Wave told his local newspaper, the Yorkshire Post: “Laura and I
have both seen at first hand, as far as Antarctica, ocean animals full of
plastic.”
There are things everyone should do to stop filling our sea with plastic. But Wave saw that he could do more than most to help the sea that he loved because of his special knowledge and abilities.
When he was young,
he worked as a fisherman. He joined the British Navy where he learned to dive.
Later he worked as a diver around deep sea oil rigs. (Some of their oil is used
to make plastic.)
He also went out in small boats during storms to rescue people. And he had a
business collecting small amounts of seaweed at the shore to sell to
restaurants.
Wave and Laura heard how people are making a kind plastic out of seaweed that will not pollute the ocean.
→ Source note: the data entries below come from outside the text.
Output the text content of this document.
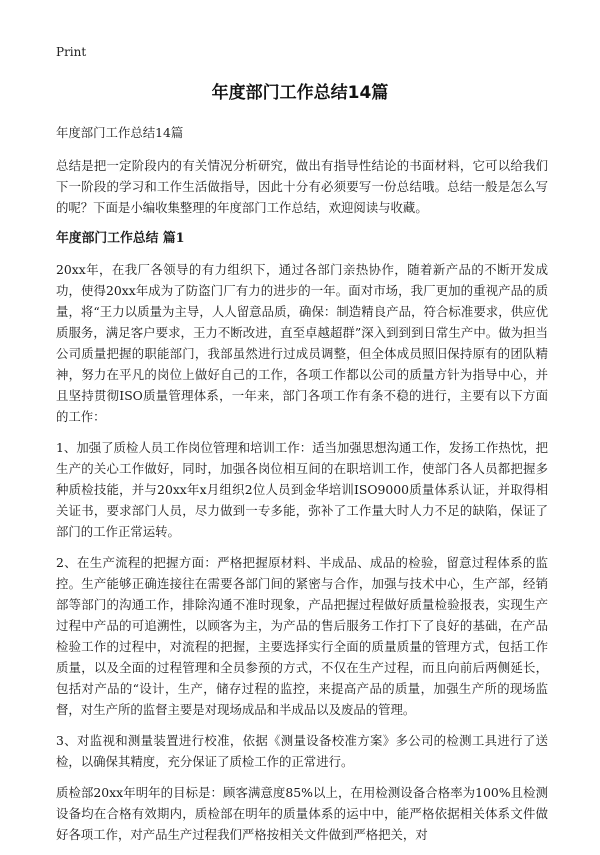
Print
年度部门工作总结14篇

年度部门工作总结14篇

总结是把一定阶段内的有关情况分析研究，做出有指导性结论的书面材料，它可以给我们下一阶段的学习和工作生活做指导，因此十分有必须要写一份总结哦。总结一般是怎么写的呢？下面是小编收集整理的年度部门工作总结，欢迎阅读与收藏。

年度部门工作总结 篇1

20xx年，在我厂各领导的有力组织下，通过各部门亲热协作，随着新产品的不断开发成功，使得20xx年成为了防盗门厂有力的进步的一年。面对市场，我厂更加的重视产品的质量，将“王力以质量为主导，人人留意品质，确保：制造精良产品，符合标准要求，供应优质服务，满足客户要求，王力不断改进，直至卓越超群”深入到到到日常生产中。做为担当公司质量把握的职能部门，我部虽然进行过成员调整，但全体成员照旧保持原有的团队精神，努力在平凡的岗位上做好自己的工作，各项工作都以公司的质量方针为指导中心，并且坚持贯彻ISO质量管理体系，一年来，部门各项工作有条不稳的进行，主要有以下方面的工作：

1、加强了质检人员工作岗位管理和培训工作：适当加强思想沟通工作，发扬工作热忱，把生产的关心工作做好，同时，加强各岗位相互间的在职培训工作，使部门各人员都把握多种质检技能，并与20xx年x月组织2位人员到金华培训ISO9000质量体系认证，并取得相关证书，要求部门人员，尽力做到一专多能，弥补了工作量大时人力不足的缺陷，保证了部门的工作正常运转。

2、在生产流程的把握方面：严格把握原材料、半成品、成品的检验，留意过程体系的监控。生产能够正确连接往在需要各部门间的紧密与合作，加强与技术中心，生产部，经销部等部门的沟通工作，排除沟通不准时现象，产品把握过程做好质量检验报表，实现生产过程中产品的可追溯性，以顾客为主，为产品的售后服务工作打下了良好的基础，在产品检验工作的过程中，对流程的把握，主要选择实行全面的质量质量的管理方式，包括工作质量，以及全面的过程管理和全员参预的方式，不仅在生产过程，而且向前后两侧延长，包括对产品的“设计，生产，储存过程的监控，来提高产品的质量，加强生产所的现场监督，对生产所的监督主要是对现场成品和半成品以及废品的管理。

3、对监视和测量装置进行校准，依据《测量设备校准方案》多公司的检测工具进行了送检，以确保其精度，充分保证了质检工作的正常进行。

质检部20xx年明年的目标是：顾客满意度85%以上，在用检测设备合格率为100%且检测设备均在合格有效期内，质检部在明年的质量体系的运中中，能严格依据相关体系文件做好各项工作，对产品生产过程我们严格按相关文件做到严格把关，对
They knew seaweed grows really well near their home. And Wave’s skills in handling boats, hauling in fish and working underwater will be essential in their new farm.
“You can make biodegradable plastic from it,” Wave told the Yorkshire Post. “When it goes back into the sea, it just disappears.”
Wave says seaweed
farming will also give jobs to other people like him who love the sea. And he
loves how seaweed farming is so simple and clean:
“All seaweed needs is sunlight, not fresh water, chemicals or power,” he says. “It really is something for nothing.”